Margaret Thatcher réaffirme son soutien à la politique
de George Bush dans le Golfe et estime, sans les nommer, que certains pays « devraient faire preuve d’un peu plus de
courage ». Le Premier ministre britannique se déclare favorable à un
accord régional de sécurité garantissant le respect des Droits de l’homme. Elle
affirme que le maintien de troupes étrangères pourrait difficilement être évité
si des pays de la région le réclamaient.
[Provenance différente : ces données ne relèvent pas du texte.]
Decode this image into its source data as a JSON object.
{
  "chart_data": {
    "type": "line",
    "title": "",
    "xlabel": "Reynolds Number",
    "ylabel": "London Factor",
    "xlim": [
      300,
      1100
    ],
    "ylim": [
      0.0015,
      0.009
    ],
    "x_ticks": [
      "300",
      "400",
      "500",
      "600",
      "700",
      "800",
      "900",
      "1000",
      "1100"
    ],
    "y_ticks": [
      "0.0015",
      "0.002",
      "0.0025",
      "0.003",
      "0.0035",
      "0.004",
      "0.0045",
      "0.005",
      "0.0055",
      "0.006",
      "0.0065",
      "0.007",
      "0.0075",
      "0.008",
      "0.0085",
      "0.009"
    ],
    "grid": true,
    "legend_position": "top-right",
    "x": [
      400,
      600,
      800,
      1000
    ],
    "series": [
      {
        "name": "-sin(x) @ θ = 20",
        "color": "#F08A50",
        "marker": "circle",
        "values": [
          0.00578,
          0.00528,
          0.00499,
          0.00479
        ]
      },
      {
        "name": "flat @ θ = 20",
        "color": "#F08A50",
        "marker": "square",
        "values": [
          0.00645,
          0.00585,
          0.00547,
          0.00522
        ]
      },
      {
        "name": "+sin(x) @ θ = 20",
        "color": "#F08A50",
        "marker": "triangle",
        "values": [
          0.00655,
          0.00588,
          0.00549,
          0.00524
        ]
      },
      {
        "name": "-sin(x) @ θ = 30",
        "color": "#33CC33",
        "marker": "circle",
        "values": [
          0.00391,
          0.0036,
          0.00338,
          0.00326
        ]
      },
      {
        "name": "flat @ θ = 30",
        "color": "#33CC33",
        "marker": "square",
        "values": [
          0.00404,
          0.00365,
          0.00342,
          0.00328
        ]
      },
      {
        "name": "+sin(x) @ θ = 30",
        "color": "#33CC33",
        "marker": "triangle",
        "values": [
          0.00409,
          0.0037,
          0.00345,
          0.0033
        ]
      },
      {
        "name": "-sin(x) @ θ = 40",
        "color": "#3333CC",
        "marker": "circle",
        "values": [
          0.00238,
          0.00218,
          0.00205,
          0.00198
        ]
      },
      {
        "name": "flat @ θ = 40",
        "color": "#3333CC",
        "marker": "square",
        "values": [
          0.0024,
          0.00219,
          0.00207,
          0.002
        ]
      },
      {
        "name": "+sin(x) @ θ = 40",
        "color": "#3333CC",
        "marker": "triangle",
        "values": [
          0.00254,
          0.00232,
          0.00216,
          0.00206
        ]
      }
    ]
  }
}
Une manière de préparer le terrain à
une installation à long terme des Américains dans le Golfe.
Pour accélérer le déploiement de leurs troupes dans le
Golfe, les USA doivent recourir à la réquisition de navires de commerce civils.
Mais malgré les appels d'offre alléchantes (les tarifs ont augmenté de 50 à 100
%) et les primes proposées (couverture risques de guerre, bonus à l'équipage,
risques de blocage dans le canal de Suez à la charge de l'affréteur...), le
Pentagone a beaucoup de mal à trouver des armateurs volontaires, qui préfèrent
préserver à long terme leurs lignes régulières que de faire de gros bénéfices à
très courts termes...
Selon le département d'État américain, l'armée
irakienne a commencé une fouille à Koweït-City, maison par maison, afin d'en
débusquer les ressortissants américains qui s'y cachent encore et étouffer
toute résistance. Ils cherchent en fait le trésor koweïtien…
Le ministère de la Défense nationale canadien étudie
la possibilité de mettre en œuvre des moyens supplémentaires pour renforcer son
engagement dans le Golfe. Il répond ainsi à l’appel lancé il y a quelques jours
par le secrétaire d’État américain aux forces de l’OTAN, pour qu’ils
accroissent leur aide à la Maison Blanche.
Sous la pression des Irakiens, la Roumanie et l'Égypte
décident d'évacuer leur ambassade de Koweït-City.
La Croix-Rouge annonce « un accord de
principe » avec Bagdad pour l'envoi de médicaments « aux groupes civils les plus menacés ».
Dans une note adressée au chargé d'affaires américain
à Bagdad, l'Irak menace les USA d'attaques terroristes en représailles à
l'occupation américaine des Lieux Saints.